I cannot give a direct solution to your question. But here's some clue:
1536 materials seems too much for the simple business charting oriented WPF 3D. It is even necessary to carefully optimize if you used low-level API like Direct3D, because down into the graphics driver architecture it will hit the batching bottle-neck, especially for DirectX 9 level driver interface.

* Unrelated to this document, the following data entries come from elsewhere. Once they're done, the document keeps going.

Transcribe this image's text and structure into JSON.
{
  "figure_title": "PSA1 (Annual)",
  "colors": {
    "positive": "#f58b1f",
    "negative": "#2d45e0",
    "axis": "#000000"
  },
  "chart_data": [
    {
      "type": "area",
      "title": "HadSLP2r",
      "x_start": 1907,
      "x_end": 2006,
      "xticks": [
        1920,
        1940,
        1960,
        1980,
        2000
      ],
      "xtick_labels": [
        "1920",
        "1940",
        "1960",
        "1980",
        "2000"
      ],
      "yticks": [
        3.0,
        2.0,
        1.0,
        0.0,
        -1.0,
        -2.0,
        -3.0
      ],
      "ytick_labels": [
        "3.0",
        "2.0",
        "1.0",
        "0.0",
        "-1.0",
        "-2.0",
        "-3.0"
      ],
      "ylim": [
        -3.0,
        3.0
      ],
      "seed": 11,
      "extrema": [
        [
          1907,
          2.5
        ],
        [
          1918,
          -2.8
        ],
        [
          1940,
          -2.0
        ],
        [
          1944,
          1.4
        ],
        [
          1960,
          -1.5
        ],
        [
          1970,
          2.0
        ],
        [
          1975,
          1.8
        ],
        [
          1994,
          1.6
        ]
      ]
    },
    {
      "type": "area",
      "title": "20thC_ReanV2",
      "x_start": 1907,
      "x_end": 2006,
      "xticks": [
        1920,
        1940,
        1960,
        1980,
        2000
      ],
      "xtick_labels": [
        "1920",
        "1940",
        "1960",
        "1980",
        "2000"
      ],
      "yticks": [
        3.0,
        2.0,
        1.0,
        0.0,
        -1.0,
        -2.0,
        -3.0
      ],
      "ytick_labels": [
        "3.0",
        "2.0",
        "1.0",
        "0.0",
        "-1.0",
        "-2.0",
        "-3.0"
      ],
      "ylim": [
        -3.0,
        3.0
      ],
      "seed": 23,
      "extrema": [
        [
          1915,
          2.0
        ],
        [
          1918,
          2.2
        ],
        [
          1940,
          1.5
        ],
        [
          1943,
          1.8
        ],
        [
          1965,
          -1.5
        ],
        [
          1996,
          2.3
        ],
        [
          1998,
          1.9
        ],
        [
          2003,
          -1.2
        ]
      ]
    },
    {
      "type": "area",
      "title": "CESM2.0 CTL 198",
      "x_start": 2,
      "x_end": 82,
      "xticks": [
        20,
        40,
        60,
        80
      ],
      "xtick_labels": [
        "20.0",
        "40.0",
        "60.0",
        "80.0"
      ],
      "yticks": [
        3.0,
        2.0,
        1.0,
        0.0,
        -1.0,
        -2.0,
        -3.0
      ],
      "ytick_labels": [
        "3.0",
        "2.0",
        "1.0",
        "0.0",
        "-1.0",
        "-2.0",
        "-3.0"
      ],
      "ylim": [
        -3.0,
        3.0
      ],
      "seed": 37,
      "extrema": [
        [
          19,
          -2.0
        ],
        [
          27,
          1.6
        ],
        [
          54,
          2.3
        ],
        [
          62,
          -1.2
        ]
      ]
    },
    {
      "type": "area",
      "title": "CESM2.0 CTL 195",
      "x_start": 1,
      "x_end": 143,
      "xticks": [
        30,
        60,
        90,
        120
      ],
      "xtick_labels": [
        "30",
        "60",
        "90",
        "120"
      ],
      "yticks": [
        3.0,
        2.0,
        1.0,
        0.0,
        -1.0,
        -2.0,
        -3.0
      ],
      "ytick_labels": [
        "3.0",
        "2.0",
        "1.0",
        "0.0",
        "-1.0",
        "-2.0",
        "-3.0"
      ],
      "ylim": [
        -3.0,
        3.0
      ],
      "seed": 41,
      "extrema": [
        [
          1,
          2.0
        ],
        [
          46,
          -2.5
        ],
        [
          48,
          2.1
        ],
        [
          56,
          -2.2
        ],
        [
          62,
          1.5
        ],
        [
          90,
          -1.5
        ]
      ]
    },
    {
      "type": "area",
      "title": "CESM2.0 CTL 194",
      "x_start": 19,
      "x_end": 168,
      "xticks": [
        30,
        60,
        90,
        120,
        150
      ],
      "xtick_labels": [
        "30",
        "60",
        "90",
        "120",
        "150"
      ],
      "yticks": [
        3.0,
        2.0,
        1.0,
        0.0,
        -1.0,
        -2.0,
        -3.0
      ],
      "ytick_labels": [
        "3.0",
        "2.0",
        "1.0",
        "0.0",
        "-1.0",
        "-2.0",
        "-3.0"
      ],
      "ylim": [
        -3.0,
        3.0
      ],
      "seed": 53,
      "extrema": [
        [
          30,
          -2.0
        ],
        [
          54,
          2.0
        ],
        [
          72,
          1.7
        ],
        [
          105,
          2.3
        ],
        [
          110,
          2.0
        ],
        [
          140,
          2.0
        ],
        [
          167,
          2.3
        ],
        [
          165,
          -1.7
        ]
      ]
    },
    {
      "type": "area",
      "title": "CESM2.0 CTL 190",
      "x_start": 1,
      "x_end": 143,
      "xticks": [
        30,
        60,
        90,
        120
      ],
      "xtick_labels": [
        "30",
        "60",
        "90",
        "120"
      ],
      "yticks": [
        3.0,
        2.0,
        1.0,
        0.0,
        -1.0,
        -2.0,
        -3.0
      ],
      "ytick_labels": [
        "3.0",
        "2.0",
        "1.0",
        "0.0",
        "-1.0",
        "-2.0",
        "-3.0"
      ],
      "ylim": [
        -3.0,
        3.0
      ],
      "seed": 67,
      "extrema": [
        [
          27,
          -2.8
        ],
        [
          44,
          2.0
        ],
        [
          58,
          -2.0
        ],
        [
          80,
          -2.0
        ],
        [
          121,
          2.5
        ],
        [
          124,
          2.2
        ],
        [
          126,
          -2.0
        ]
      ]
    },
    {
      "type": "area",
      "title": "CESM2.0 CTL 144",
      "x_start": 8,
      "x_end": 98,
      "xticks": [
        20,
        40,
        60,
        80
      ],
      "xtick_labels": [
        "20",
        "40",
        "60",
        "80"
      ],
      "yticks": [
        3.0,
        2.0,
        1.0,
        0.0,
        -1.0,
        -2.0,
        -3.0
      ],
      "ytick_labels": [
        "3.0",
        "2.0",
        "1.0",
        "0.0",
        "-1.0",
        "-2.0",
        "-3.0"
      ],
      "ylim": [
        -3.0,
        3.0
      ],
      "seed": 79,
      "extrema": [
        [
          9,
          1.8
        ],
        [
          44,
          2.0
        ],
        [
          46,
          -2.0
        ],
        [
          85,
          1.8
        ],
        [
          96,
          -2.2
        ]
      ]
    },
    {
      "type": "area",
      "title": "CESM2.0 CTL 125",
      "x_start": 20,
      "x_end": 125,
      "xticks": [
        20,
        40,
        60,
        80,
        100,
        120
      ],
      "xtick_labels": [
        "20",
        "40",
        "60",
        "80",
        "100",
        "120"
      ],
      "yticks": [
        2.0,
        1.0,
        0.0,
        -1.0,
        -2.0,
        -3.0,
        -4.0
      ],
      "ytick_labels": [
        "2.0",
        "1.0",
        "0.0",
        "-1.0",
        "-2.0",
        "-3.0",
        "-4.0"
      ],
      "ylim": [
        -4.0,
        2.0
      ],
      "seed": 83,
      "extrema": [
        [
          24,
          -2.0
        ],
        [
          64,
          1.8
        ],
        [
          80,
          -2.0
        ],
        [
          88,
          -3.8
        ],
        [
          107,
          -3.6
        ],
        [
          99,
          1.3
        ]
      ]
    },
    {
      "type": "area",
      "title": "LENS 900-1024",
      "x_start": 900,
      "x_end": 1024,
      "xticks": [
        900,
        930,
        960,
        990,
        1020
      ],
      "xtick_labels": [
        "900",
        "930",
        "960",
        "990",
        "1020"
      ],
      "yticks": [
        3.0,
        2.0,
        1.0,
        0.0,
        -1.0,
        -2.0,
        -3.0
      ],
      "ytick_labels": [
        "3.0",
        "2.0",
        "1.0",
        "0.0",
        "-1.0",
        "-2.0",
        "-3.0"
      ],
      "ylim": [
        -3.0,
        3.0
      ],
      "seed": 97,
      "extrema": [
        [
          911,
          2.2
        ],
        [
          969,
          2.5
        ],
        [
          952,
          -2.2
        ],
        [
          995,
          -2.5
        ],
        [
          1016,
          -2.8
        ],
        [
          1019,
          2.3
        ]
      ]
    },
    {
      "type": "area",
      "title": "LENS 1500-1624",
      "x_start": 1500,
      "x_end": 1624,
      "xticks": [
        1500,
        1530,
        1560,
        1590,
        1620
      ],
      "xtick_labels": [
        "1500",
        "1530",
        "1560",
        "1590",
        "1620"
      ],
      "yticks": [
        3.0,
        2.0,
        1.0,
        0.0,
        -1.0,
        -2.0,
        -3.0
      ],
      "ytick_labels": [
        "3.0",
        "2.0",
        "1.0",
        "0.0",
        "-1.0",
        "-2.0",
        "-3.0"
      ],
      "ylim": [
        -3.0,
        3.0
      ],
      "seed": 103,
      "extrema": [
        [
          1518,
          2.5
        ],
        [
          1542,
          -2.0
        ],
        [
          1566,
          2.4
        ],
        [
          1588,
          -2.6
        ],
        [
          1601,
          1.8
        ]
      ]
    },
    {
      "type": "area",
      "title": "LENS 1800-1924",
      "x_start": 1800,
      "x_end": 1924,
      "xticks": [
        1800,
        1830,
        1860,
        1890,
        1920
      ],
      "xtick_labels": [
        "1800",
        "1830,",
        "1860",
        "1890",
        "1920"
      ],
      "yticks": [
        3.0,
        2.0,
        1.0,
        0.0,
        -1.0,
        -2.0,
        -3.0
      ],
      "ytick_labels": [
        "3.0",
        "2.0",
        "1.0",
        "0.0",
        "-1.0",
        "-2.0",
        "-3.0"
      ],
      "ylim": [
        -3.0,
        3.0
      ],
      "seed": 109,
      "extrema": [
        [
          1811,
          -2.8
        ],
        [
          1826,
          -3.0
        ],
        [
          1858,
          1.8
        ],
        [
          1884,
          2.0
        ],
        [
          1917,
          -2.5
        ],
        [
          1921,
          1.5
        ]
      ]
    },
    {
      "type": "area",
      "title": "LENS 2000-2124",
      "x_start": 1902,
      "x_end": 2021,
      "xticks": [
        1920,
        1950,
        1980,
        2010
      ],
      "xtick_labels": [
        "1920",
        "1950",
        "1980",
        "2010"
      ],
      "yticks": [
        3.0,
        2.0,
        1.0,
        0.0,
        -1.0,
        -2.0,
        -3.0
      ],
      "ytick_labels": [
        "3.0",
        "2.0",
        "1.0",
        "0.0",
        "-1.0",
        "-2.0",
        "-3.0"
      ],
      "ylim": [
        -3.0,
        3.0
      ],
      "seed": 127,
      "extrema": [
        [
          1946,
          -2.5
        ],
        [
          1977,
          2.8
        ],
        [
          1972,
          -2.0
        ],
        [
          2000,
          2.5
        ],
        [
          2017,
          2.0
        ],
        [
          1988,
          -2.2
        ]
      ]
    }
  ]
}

To get best performance, the only solution is to optimize case by case with low-level graphics API, with the knowledge of graphics hardware quirks. But for a high-level general purpose 3D API, it is simply not realistic to optimize for every case. It has make some assumption, e.g. the common usage should be navigating a static scene. So that it can optimize and cache the optimized command queue to get best performance. But if the scene is changed, the cache will be invalidate and thus need to re-build and re-optimize. So it is not the size of the viewport that caused FPS drop, but the optimization.
Usually, there's hinting mechanism, by which you tell it which sub-scene-graph changes while which is static, so that to help the underlying optimization. But it is only a hint. There are many cases which make it not viable to honor the hint. And it is hard to tell the cause because the internals are encapsulated.